Würfeln, bis es passt

In diesem Blogpost gehe ich nur auf einen Aspekt ein: die aleatorische Serialität. Die übrigen, die Kommunikation erleichternden Aspekte könnt ihr im gesamten Artikel open access nachlesen.

Aber wieso würfeln?  „Gott würfelt nicht“, wie Einstein mehr oder weniger sagte, soll als Redensart ausdrücken, dass in der Welt nicht nur der Zufall waltet. Aleatorische Kunst ist wiederum eine solche, bei der nur der Rahmen der Ereignisse, nicht aber die Ergebnisse fix vorgegeben sind.

Wann aber würfeln wir im Social Web?

Zum Beispiel beim Selfies machen.
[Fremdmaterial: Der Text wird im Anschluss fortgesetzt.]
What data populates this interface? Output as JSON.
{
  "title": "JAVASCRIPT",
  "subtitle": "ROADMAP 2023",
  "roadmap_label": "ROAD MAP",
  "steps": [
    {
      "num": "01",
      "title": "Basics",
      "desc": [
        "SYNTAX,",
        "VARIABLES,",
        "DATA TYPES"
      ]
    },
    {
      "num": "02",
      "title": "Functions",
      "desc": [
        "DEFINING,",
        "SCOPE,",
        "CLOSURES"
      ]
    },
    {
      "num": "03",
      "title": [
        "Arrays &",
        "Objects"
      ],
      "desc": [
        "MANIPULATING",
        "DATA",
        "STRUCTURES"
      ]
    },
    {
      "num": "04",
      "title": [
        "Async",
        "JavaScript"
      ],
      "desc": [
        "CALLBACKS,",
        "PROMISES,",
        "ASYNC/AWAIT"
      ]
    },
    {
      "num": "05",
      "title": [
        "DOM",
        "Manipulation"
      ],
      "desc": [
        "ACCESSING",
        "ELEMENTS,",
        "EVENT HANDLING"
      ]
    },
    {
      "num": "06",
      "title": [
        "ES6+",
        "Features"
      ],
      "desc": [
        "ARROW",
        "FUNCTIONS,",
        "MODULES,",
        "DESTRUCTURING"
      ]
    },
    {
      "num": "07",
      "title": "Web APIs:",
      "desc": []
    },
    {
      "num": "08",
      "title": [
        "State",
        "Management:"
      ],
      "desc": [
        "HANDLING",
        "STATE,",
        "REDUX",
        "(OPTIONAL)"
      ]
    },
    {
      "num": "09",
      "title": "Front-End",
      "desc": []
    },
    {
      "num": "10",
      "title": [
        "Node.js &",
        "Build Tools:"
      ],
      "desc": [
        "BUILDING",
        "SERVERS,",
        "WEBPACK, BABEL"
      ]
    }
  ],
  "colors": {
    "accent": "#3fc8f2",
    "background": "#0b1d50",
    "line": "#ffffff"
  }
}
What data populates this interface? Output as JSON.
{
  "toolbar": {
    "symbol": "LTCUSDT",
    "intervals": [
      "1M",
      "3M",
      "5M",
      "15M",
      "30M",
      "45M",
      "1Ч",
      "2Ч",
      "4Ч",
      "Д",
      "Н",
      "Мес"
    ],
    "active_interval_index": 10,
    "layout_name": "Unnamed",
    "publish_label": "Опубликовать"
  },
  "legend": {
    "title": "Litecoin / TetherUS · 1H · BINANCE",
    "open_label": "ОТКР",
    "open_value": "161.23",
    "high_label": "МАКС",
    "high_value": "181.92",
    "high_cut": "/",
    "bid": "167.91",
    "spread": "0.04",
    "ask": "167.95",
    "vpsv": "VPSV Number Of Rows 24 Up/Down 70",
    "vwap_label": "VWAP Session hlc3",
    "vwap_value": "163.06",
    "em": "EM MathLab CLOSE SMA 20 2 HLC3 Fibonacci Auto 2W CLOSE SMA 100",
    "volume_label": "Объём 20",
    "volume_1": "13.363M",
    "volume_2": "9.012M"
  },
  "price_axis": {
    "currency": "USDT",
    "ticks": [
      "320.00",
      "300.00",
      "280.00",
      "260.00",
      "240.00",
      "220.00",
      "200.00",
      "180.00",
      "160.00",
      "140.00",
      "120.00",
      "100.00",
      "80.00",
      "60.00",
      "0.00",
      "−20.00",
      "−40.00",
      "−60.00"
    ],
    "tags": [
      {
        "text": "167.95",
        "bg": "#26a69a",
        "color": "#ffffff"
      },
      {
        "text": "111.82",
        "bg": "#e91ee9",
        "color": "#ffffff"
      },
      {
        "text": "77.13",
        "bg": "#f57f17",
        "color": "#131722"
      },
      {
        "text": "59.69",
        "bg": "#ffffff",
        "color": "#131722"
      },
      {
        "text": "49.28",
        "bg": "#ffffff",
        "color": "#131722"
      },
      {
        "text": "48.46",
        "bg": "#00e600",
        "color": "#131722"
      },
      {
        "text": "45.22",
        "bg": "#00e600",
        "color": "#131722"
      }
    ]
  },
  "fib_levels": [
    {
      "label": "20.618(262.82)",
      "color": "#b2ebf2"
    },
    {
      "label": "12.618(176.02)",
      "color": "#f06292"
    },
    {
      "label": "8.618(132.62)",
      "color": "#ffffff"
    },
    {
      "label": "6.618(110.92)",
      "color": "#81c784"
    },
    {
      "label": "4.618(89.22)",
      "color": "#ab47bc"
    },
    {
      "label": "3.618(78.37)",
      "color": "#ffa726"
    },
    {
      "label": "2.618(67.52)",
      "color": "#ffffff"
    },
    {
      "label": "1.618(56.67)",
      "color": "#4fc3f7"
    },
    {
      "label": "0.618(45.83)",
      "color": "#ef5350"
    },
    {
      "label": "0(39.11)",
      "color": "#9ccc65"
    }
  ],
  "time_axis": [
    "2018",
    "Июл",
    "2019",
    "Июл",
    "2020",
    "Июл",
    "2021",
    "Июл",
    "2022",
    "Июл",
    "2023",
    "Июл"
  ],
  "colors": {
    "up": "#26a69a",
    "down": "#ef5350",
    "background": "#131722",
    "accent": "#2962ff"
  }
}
Selfie killed the snap shot, könnte man behaupten, denn echte Schnappschüsse gibt es nicht mehr: Nicht bloß der Moment, sondern der perfekte Moment soll eingefangen werden und das gelingt am besten, indem man nicht ein, sondern viele Fotos  macht (= mehrmals würfelt) und dann aus dem erwürfeltem Ergebnis eine Auswahl trifft.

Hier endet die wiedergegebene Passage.